The release version comes from your system and would be updated to the fedora 36 version when you do the system upgrade.
BTW, it is much easier to read what is posted if you were to use the </> Preformatted text tags from the toolbar. Highlight the text you have pasted in and click on that icon and it will put the tags in place for you.
This is what your post looked like when you posted it. If you look at the post after I edited it you can clearly see the difference in formatting with the tags applied.
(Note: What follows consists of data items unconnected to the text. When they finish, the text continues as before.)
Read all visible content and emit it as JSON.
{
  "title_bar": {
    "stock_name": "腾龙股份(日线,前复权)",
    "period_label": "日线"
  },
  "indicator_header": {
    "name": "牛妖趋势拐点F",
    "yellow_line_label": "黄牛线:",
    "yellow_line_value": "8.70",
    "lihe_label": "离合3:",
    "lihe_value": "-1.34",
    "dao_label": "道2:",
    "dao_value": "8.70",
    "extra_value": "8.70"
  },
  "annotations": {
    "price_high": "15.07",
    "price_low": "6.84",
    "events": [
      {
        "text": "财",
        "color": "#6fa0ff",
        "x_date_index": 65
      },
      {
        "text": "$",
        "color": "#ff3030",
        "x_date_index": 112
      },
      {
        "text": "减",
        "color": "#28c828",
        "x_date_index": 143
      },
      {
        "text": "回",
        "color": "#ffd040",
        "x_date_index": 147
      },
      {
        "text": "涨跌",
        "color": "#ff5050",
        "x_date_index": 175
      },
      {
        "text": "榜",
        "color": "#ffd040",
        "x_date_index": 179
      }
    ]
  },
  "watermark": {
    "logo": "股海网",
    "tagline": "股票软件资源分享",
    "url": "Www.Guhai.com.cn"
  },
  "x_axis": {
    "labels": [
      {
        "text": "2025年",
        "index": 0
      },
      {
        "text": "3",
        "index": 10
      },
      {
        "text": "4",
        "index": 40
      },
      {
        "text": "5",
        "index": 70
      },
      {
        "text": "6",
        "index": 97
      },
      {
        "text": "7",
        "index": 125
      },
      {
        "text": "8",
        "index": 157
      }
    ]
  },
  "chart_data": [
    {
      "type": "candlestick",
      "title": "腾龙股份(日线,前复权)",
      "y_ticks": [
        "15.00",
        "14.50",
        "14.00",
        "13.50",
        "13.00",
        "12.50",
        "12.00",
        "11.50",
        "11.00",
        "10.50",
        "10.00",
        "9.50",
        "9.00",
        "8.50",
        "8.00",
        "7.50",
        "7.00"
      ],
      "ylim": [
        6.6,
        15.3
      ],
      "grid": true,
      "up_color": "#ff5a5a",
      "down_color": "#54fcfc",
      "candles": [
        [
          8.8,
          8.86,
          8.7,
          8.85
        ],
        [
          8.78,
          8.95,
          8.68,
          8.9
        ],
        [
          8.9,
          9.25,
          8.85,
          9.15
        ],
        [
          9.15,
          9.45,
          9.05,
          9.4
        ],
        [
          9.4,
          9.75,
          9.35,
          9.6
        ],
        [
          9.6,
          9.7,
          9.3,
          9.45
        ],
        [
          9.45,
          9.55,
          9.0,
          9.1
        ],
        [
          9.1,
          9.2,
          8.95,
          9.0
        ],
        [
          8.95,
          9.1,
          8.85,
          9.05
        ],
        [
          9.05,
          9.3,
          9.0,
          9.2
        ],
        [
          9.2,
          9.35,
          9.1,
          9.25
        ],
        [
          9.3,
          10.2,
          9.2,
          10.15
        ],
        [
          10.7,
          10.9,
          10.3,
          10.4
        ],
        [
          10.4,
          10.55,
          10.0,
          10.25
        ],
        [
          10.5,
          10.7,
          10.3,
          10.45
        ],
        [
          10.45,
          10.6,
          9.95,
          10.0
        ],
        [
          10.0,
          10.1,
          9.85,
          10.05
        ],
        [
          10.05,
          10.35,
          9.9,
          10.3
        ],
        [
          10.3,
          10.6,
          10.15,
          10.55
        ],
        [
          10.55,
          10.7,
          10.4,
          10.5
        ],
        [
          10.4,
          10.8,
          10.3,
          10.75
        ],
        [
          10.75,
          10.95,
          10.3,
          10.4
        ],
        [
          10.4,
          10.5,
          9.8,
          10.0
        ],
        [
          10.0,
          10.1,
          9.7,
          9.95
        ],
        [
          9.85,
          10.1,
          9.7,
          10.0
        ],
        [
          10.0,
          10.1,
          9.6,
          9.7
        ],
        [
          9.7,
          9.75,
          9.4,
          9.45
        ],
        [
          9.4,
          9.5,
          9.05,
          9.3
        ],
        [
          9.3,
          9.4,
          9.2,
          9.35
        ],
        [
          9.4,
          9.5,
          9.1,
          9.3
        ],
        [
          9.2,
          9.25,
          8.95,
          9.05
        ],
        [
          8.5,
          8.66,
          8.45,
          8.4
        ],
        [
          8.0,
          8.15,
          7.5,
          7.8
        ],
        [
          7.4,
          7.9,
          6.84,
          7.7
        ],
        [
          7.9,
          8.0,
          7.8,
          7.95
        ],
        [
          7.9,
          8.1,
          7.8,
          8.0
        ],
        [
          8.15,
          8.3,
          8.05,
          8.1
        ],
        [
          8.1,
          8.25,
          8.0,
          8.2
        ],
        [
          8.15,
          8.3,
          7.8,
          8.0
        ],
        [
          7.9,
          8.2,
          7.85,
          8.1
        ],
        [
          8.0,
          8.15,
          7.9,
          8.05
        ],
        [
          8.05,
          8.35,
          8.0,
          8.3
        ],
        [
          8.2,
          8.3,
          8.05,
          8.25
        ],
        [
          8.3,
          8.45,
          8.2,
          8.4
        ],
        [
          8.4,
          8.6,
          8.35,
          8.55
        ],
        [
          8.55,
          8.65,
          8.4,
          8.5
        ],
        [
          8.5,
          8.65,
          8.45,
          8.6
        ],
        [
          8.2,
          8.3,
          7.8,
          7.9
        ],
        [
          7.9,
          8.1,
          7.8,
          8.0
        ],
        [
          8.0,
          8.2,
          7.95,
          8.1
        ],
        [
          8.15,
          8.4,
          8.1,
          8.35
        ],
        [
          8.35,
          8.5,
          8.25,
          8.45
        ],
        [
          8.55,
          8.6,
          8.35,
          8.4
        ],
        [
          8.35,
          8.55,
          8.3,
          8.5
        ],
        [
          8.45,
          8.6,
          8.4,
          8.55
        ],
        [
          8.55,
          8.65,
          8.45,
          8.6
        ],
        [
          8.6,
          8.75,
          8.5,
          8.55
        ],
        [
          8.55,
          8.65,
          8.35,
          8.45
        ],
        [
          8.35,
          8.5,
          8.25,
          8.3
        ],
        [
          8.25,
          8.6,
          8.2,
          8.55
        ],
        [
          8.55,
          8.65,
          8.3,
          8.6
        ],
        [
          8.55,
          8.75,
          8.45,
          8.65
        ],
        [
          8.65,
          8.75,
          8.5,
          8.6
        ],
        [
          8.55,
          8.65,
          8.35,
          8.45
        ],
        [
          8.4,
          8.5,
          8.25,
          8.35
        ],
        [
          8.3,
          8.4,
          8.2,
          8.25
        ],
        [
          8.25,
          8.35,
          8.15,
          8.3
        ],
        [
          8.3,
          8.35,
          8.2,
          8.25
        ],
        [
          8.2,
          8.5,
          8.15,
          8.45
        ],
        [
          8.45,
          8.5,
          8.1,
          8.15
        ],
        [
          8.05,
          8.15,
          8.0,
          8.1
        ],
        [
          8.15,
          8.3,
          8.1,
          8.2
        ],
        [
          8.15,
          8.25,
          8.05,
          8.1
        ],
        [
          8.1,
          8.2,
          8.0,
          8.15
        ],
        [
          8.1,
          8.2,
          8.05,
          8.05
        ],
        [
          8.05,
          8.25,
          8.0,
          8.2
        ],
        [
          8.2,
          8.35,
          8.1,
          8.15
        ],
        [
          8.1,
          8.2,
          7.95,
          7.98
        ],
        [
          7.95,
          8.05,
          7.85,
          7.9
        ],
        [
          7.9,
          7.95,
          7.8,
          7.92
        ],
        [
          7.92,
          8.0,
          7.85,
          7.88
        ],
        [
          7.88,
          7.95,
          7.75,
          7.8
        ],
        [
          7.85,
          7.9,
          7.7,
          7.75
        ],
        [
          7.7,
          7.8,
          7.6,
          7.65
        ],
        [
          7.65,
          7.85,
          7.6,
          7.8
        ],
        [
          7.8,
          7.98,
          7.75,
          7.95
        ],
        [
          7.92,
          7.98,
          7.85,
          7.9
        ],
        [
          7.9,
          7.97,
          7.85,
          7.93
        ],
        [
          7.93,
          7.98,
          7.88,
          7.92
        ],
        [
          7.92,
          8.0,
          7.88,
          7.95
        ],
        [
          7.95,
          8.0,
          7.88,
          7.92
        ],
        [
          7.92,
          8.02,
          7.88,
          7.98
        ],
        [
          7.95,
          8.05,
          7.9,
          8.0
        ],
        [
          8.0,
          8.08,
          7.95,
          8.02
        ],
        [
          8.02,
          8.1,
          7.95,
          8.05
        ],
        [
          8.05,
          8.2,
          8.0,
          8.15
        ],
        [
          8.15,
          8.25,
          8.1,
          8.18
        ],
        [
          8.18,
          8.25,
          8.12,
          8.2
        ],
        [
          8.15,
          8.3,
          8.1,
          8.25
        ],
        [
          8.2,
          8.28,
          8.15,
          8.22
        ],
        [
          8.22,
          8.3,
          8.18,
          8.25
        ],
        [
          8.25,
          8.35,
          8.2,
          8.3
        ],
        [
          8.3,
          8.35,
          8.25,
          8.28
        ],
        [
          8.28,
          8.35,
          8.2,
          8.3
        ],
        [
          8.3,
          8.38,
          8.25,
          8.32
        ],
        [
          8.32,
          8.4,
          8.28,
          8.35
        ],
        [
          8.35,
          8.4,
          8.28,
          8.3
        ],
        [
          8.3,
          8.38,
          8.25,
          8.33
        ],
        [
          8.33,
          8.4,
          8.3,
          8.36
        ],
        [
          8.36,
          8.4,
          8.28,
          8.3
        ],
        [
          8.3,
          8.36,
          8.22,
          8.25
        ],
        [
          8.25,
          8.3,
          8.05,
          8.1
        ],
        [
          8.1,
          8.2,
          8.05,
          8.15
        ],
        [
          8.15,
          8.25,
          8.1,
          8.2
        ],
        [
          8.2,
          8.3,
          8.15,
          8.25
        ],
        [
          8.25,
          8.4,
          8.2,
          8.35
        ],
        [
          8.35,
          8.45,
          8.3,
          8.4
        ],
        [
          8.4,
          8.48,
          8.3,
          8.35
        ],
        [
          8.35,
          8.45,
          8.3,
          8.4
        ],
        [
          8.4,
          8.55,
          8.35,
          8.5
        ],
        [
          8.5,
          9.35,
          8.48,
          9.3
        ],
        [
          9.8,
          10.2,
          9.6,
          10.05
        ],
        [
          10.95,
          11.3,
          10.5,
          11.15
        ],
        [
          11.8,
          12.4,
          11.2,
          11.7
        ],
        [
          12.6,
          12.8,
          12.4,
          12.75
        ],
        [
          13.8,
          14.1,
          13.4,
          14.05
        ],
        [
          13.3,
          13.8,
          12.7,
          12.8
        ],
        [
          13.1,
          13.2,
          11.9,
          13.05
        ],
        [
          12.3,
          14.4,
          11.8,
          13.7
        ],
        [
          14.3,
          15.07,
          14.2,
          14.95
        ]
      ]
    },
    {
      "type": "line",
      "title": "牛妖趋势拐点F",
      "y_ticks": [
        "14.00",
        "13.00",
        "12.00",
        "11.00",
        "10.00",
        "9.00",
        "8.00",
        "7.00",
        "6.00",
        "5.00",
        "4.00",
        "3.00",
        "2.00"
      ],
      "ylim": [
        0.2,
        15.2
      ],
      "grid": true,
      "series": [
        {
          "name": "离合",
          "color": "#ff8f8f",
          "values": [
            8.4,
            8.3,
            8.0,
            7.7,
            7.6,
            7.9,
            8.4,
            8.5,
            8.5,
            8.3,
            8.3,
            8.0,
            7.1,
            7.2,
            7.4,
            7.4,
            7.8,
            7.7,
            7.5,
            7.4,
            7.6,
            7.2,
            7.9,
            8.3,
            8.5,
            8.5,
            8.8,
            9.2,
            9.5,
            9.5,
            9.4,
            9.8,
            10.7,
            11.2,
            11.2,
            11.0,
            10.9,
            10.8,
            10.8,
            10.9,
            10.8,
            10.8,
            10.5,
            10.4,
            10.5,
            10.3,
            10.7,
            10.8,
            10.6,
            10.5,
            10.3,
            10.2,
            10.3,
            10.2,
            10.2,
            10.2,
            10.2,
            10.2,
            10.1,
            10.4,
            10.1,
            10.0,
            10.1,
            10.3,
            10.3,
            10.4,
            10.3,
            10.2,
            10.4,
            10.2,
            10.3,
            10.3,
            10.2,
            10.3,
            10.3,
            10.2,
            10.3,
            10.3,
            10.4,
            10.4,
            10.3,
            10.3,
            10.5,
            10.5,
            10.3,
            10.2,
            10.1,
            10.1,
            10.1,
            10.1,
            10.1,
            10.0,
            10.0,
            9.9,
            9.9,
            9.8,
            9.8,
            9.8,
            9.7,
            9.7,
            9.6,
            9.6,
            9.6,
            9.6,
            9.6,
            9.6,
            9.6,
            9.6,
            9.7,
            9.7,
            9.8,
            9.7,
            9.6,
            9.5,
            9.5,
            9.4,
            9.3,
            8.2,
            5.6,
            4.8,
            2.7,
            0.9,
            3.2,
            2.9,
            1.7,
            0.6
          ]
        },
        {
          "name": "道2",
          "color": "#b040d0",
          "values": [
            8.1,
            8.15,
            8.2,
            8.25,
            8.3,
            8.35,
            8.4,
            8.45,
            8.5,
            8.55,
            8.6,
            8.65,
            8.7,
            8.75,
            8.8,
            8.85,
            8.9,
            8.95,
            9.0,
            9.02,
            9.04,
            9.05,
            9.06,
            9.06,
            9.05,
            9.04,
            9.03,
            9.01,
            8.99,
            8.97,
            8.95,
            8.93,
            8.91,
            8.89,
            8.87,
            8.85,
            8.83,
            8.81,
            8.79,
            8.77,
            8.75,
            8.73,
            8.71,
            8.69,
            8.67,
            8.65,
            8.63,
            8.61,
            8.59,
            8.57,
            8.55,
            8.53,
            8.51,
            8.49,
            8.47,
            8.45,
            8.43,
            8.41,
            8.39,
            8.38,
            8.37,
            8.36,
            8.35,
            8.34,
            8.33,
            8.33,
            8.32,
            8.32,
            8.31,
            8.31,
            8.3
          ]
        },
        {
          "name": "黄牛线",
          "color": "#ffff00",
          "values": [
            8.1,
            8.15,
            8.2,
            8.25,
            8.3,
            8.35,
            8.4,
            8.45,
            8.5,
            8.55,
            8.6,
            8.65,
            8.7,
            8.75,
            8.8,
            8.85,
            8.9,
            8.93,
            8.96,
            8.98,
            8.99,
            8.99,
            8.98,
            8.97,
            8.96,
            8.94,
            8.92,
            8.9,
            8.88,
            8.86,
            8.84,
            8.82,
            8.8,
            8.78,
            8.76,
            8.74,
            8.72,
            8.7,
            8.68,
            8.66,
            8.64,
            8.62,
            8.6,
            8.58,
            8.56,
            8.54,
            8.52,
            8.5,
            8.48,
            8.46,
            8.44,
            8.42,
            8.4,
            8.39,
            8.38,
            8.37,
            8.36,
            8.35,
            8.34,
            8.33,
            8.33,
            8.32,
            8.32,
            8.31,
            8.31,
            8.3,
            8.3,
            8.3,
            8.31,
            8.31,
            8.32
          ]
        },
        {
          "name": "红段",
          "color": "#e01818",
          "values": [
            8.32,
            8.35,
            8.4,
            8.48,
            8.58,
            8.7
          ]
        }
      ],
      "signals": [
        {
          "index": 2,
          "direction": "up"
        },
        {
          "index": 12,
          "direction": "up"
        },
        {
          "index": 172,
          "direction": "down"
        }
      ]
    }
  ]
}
Idk if anyone knows I’d appreciate the input now wu3n I do my CLI updates I’d hope its updating accordingly. That was the whole point of the upgrade but again this specific question is out of my league right now and ive yet to do anything besides the upgrade itself. On my last 4×10 shift today before I spend my 8 hours in study for CompTia A+ on the off days. Ive already got a highly recommended Linux 11 hour course bought on udemy I’m going to start doing as well. Its come to find out setup to run on ubuntu I believe so I’ll have to use virtual boxes or o believe the application is just called Boxes if I’m not mistaken.
Boxes is from Gnome Desktop. If you install it, it might pull some Gtk dependencies with it. Since you are using KDE as desktop it is QT based as well as the LXQT desktop too.
VirtualBox is also in the repositories and may be a bit cleaner to install.
Ultimately, it’s up to you the user.
On the subject of Ubuntu: Ubuntu is a Debian based distribution like many others. You can recognize these packages by the extension “.deb”.
Fedora, OpenSuse and of course Arch-Linux work with an arch-based package management.